By Jenn
I've been wondering lately: What makes someone a good mom?
(Or dad. I will be using "mom" generically because, well, let's face it, I am a mom. I know nothing of being a dad. So, for the wonderful and much loved dads here, this is not exclusive to the female parent.)
I found myself saying to my best friend the other day, "I'm just so scared that I am not a good enough mom and that by working full time at home, I really won't measure up anymore."
Measure up to whom?
We all know it's easy to point out the bad parents, the ones who are neglectful or abusive or don't care one bit about their kids. The worst of the lot are easy to see. And we do all we can do to protect the children from them. But what about the "good mom"?
Is there a long list of "Good Mom" qualities that you must have in order to pass the test that you really can't study for? Is there someone keeping score somewhere?
Who decides who is a Good Mom?
Is it the Mom who logs in the most hours volunteering? Or the Mom who worked extra hours this month so her son could get those new cleats for soccer that he wants so badly?
Is it the Mom who went through 20 hours of labor without medication? Or the Mom who asked for an epidural while still at the hospital door?
Is it the Mom who won't let her kid watch any movie with a rating higher than PG? Or is it the Mom who lets them watch an R-rated movie, but watches it with them so that she is there for questions or censoring?
What about the Mom who makes her children do a lot of chores and work around the house? Or perhaps the Mom who cleans her children's rooms and washes their clothes for them?

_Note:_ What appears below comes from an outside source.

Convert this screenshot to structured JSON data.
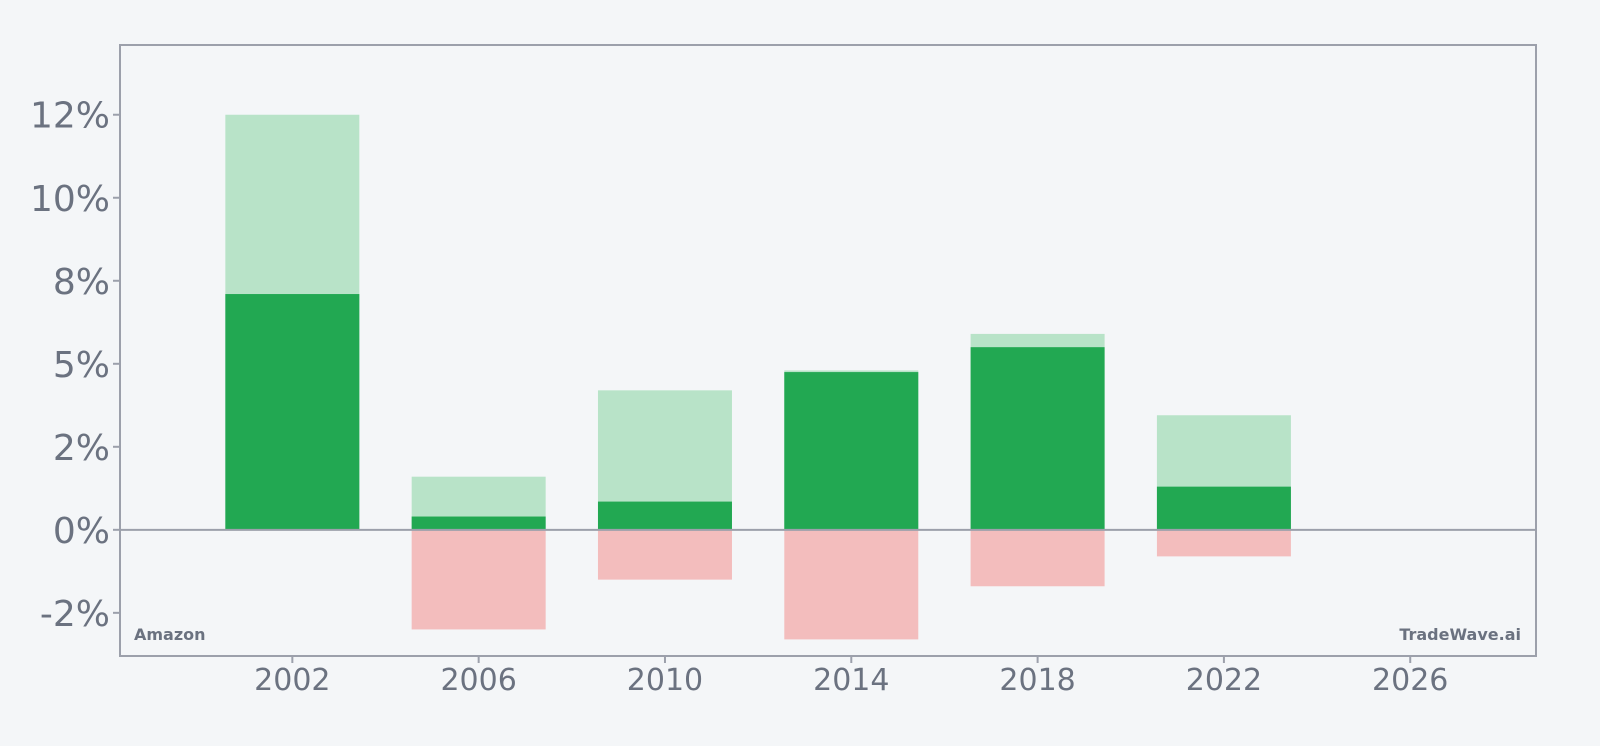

Could it be the Mom who makes sure every meal is a balanced meal, no matter what? Or the Mom who is always willing to pick up the phone and order a pizza?
Is there a scorecard? Does it go on your permanent record?

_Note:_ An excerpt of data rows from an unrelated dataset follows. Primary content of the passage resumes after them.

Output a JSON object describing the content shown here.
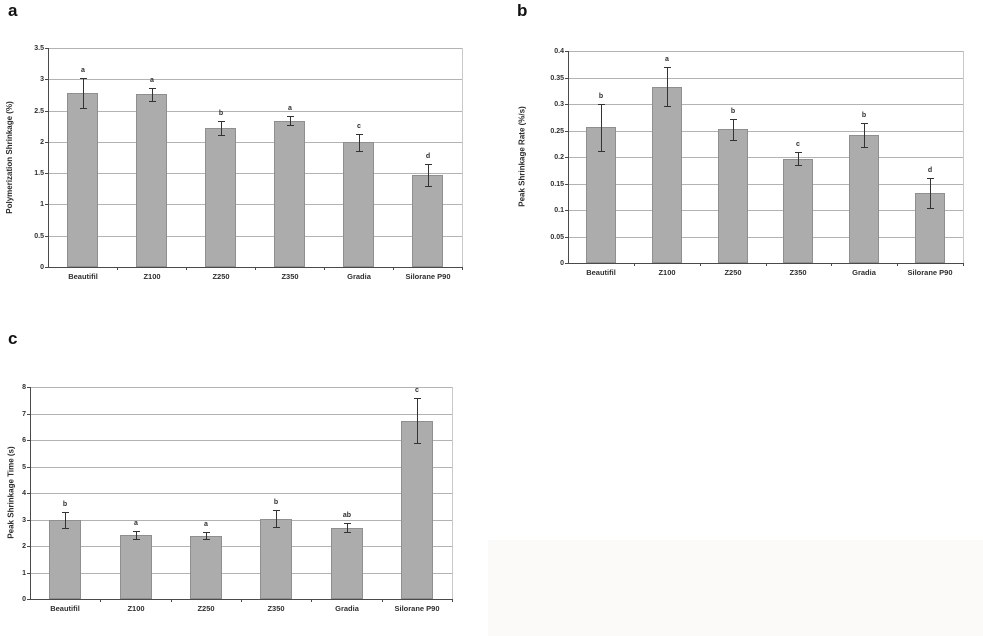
{
  "colors": {
    "bar_fill": "#acacac",
    "bar_edge": "#8f8f8f",
    "gridline": "#b3b3b3",
    "axis": "#4a4a4a",
    "error_bar": "#333333",
    "text": "#2f2f2f",
    "scan_artifact_bg": "#fcf9f9"
  },
  "chart_data": [
    {
      "panel_label": "a",
      "type": "bar",
      "title": "",
      "xlabel": "",
      "ylabel": "Polymerization Shrinkage (%)",
      "categories": [
        "Beautifil",
        "Z100",
        "Z250",
        "Z350",
        "Gradia",
        "Silorane P90"
      ],
      "values": [
        2.78,
        2.76,
        2.22,
        2.34,
        1.99,
        1.47
      ],
      "errors": [
        0.24,
        0.1,
        0.11,
        0.07,
        0.13,
        0.18
      ],
      "sig_letters": [
        "a",
        "a",
        "b",
        "a",
        "c",
        "d"
      ],
      "ylim": [
        0,
        3.5
      ],
      "ytick_labels": [
        "3.5",
        "3",
        "2.5",
        "2",
        "1.5",
        "1",
        "0.5",
        "0"
      ],
      "grid": true,
      "legend": false
    },
    {
      "panel_label": "b",
      "type": "bar",
      "title": "",
      "xlabel": "",
      "ylabel": "Peak Shrinkage Rate (%/s)",
      "categories": [
        "Beautifil",
        "Z100",
        "Z250",
        "Z350",
        "Gradia",
        "Silorane P90"
      ],
      "values": [
        0.256,
        0.333,
        0.252,
        0.197,
        0.241,
        0.132
      ],
      "errors": [
        0.044,
        0.037,
        0.019,
        0.012,
        0.023,
        0.028
      ],
      "sig_letters": [
        "b",
        "a",
        "b",
        "c",
        "b",
        "d"
      ],
      "ylim": [
        0,
        0.4
      ],
      "ytick_labels": [
        "0.4",
        "0.35",
        "0.3",
        "0.25",
        "0.2",
        "0.15",
        "0.1",
        "0.05",
        "0"
      ],
      "grid": true,
      "legend": false
    },
    {
      "panel_label": "c",
      "type": "bar",
      "title": "",
      "xlabel": "",
      "ylabel": "Peak Shrinkage Time (s)",
      "categories": [
        "Beautifil",
        "Z100",
        "Z250",
        "Z350",
        "Gradia",
        "Silorane P90"
      ],
      "values": [
        2.97,
        2.42,
        2.38,
        3.02,
        2.68,
        6.72
      ],
      "errors": [
        0.3,
        0.15,
        0.13,
        0.32,
        0.17,
        0.85
      ],
      "sig_letters": [
        "b",
        "a",
        "a",
        "b",
        "ab",
        "c"
      ],
      "ylim": [
        0,
        8
      ],
      "ytick_labels": [
        "8",
        "7",
        "6",
        "5",
        "4",
        "3",
        "2",
        "1",
        "0"
      ],
      "grid": true,
      "legend": false
    }
  ]
}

Last week, when my son was sick, he answered these questions for me. He was restless and upset and running a low grade fever. So, I snuggled up to him in his bed and began to rub his back, talk to him, tell him stories. After a while I felt him relax and could tell he was drifting off. But just before he did, he turned his sleepy eyes towards me and said in a voice just barely audible, "I love you. You're the best mom in the world."
It was all clear to me then. It doesn't matter what the "model" mother should be. There is no Standard Mother Behavior that makes someone a Good Mom. The critics make no difference to me. There are only three people whose opinions matter when it comes to this topic.
And I received a rave review from one of them.
Jenn is a 36-year-old freelance writer and mom who works from the Texas home she shares with her husband and three children.